All three modules share parameters and are trained jointly. The only learning signal is the final game outcome (win/loss or score difference). Using a policy‑gradient‑like objective, the log‑likelihood of the selected actions is weighted by the observed reward, and gradients are back‑propagated through the relevance and predicate modules. This end‑to‑end training allows the system to discover which textual cues are truly useful for improving performance.

Training Procedure
Training proceeds in episodes. For each episode, the agent plays a full game of Civilization II against the built‑in AI. After the game ends, the reward (1 for win, 0 for loss) is used to update the network parameters via stochastic gradient ascent. Because the reward is sparse, the authors employ a Monte‑Carlo estimate of the action‑value function (UCT) to provide intermediate guidance, and they use variance reduction techniques (baseline subtraction) to stabilize learning.

Experimental Setup
The authors evaluate their method on Civilization II, a turn‑based strategy game with a large decision space (city placement, technology research, unit movement, diplomacy, etc.). The official game manual (≈200 pages) is used as the sole textual source; no external annotations or preprocessing beyond tokenization are applied. Baselines include:

  • MCTS‑Only – Standard Monte‑Carlo Tree Search without any textual bias.
  • Random‑Text Bias – The same architecture but with randomly selected manual segments, to test whether the bias itself helps.
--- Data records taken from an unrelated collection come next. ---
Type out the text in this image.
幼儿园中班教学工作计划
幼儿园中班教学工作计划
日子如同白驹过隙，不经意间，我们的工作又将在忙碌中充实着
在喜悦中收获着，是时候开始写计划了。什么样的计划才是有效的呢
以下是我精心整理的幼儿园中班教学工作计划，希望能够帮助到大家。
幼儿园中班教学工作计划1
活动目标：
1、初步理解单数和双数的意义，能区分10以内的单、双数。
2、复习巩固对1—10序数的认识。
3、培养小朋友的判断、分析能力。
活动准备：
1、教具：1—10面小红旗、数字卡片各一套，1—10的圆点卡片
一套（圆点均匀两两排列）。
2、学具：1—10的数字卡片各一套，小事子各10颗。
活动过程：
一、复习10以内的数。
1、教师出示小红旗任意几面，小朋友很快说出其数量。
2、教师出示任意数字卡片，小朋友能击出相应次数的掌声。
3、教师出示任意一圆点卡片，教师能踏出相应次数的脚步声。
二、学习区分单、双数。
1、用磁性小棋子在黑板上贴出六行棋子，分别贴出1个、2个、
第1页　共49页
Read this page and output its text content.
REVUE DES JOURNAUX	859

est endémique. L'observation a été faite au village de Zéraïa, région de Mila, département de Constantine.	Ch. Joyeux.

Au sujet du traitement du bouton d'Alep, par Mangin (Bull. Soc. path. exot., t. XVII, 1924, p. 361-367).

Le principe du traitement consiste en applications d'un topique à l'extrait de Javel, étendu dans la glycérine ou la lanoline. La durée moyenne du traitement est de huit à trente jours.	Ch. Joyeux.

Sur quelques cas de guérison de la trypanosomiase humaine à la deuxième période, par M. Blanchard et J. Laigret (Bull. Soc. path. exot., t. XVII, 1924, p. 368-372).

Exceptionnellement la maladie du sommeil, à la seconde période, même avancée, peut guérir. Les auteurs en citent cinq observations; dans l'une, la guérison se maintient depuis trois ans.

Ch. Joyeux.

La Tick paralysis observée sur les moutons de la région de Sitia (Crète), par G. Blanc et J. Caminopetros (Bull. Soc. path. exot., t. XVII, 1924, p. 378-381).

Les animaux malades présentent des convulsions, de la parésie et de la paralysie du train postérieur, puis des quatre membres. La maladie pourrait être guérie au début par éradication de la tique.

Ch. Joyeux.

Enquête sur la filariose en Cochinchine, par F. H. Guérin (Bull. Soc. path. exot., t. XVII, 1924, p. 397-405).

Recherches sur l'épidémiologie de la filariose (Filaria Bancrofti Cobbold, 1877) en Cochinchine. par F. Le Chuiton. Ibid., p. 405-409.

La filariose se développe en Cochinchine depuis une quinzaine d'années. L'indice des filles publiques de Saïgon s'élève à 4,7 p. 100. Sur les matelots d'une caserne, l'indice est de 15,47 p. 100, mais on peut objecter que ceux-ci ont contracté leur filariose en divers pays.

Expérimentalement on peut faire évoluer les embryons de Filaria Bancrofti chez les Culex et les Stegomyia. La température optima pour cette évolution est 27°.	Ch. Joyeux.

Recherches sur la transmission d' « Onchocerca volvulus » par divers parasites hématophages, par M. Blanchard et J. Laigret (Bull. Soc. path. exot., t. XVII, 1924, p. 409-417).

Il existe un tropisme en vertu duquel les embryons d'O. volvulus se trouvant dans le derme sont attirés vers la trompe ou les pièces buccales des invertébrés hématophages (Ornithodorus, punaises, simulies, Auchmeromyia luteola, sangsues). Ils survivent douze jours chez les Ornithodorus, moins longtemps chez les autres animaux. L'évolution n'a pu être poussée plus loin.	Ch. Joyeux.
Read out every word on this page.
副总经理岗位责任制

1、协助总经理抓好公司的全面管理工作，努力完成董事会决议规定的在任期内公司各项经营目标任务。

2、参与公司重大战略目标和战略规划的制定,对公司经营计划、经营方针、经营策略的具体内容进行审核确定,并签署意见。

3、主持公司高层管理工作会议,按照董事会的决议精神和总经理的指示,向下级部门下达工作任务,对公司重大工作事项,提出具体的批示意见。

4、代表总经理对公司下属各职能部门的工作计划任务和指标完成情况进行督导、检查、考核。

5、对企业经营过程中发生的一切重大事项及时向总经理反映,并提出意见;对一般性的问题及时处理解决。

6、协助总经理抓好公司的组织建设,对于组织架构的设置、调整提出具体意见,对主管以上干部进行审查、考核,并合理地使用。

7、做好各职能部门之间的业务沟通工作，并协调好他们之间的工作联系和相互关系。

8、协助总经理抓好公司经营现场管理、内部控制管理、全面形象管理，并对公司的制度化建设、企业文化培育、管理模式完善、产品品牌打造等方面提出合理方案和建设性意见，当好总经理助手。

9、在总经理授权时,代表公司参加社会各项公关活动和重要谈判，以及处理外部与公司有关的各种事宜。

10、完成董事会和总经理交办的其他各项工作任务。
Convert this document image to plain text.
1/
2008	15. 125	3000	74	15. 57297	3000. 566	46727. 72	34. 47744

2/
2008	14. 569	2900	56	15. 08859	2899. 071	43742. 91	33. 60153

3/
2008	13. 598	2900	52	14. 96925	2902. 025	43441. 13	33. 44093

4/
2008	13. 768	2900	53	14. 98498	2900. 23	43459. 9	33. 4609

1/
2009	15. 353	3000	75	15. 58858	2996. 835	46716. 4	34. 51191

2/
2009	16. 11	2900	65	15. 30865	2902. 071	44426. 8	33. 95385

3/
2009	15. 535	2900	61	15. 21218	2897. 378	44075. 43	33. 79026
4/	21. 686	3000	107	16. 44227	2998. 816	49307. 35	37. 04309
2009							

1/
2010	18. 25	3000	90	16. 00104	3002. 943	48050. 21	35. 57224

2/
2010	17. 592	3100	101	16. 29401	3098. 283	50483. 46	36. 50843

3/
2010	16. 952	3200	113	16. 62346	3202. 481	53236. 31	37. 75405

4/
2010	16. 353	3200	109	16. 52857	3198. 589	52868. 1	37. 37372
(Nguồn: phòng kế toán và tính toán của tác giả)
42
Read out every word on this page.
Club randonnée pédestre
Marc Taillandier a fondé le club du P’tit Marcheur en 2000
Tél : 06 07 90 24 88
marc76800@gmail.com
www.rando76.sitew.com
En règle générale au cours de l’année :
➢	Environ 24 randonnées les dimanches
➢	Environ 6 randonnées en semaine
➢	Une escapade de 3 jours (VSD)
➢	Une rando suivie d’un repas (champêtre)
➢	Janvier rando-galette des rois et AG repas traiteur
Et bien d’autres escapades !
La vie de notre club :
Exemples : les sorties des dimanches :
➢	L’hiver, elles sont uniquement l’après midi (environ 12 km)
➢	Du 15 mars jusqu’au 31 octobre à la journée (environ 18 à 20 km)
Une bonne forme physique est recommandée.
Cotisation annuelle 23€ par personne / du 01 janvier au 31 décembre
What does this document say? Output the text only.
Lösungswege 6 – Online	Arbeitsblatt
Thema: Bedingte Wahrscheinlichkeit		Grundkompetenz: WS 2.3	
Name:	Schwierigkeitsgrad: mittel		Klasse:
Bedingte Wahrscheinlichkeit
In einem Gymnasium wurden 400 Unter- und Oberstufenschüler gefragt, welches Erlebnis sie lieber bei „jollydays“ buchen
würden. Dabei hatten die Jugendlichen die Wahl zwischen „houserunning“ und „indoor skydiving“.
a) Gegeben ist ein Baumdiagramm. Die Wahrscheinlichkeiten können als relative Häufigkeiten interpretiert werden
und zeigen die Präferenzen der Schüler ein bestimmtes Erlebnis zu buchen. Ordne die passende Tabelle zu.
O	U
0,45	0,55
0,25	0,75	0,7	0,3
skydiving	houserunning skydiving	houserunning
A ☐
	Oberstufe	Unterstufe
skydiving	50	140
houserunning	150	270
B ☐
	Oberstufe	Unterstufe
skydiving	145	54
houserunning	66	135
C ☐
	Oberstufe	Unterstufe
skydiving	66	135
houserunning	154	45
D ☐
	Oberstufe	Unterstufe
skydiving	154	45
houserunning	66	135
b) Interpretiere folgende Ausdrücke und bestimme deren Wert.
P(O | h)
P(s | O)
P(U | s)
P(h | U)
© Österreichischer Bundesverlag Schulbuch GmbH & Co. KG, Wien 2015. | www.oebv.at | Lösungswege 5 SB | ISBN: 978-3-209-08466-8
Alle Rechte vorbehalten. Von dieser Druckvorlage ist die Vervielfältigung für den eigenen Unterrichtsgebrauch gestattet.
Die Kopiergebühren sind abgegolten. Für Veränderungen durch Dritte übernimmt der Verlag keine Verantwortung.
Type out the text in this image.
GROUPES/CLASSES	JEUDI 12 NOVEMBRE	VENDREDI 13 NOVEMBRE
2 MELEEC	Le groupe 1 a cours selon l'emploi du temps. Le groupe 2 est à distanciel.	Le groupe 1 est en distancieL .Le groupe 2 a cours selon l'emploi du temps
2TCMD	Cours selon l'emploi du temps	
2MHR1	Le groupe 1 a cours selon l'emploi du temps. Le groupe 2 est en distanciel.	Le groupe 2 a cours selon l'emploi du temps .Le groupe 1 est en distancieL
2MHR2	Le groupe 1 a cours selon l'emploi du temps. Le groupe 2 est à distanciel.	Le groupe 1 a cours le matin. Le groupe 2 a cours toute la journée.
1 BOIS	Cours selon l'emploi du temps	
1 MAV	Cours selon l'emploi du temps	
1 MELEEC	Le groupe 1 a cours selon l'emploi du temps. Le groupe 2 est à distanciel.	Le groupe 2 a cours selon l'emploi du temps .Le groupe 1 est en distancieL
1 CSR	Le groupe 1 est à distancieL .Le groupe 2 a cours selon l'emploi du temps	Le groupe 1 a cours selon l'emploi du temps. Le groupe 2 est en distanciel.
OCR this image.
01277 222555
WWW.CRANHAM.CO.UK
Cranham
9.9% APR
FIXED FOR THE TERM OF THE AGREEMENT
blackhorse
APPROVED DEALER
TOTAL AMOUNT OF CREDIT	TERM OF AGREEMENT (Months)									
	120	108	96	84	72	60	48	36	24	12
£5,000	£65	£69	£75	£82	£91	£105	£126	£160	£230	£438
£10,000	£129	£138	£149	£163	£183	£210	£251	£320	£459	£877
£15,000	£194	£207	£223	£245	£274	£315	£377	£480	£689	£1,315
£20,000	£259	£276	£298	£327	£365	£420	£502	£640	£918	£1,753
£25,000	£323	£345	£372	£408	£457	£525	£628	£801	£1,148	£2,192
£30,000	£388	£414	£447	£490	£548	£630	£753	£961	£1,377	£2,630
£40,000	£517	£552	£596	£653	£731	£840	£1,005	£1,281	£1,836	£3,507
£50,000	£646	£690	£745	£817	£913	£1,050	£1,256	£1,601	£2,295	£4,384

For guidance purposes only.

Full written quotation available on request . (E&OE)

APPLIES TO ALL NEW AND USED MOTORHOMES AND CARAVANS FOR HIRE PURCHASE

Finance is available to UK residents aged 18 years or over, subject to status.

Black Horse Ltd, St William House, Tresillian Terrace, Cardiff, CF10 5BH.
Each agent plays 500+ games against the built‑in AI at the same difficulty level. Performance metrics are win rate, average score difference, and the frequency of early‑game strategic decisions (e.g., choosing to settle a city vs. exploring).

Results
The text‑informed agent achieves a 34 percentage‑point absolute improvement in win rate over the MCTS‑Only baseline (from ~31 % to ~65 %). It also shows a higher average score and selects more “optimal” early‑game actions, indicating that the manual’s guidance is being correctly interpreted. The Random‑Text Bias variant yields only marginal gains, confirming that the learned relevance‑selection and predicate labeling are essential.

Analysis and Insights

  • Joint Learning Works – By training the language and control components together, the system discovers which sentences actually correlate with successful strategies, without any human‑provided supervision.
  • Sparse Reward is Sufficient – Even with only win/loss feedback, the Monte‑Carlo framework provides enough signal to shape the latent language representations.
  • Bias Improves Exploration Efficiency – The predicate‑driven bias narrows the search to promising branches, reducing the number of rollouts needed to achieve high performance.

Limitations

  • The relevance module relies on a simple similarity metric; more sophisticated context‑aware encoders (e.g., Transformers) could capture deeper linguistic nuances.
  • Predicate categories are predefined and limited; extending to open‑ended semantics would require a more flexible labeling scheme.
  • Experiments are confined to a single game; generalization to other domains remains to be demonstrated.

Future Directions

  • Integrate state‑of‑the‑art language models (BERT, GPT) to improve text understanding and enable zero‑shot transfer to new manuals.
  • Incorporate multimodal inputs (map images, unit icons) to enrich the state representation.
  • Explore collaborative learning with human players, where the agent can ask clarification questions about ambiguous manual passages.

Conclusion
The paper presents a novel, end‑to‑end method for grounding natural‑language manuals in a Monte‑Carlo search framework. By automatically extracting relevant text, assigning task‑centric predicates, and biasing action selection accordingly, the system dramatically improves performance in the complex strategy game Civilization II, achieving a 34 % absolute win‑rate boost and winning more than two‑thirds of games against the built‑in AI. This work demonstrates that rich, unstructured textual resources can be turned into actionable domain knowledge for reinforcement‑learning agents without any hand‑crafted annotations, opening a promising avenue for leveraging manuals, documentation, and other textual corpora in autonomous decision‑making.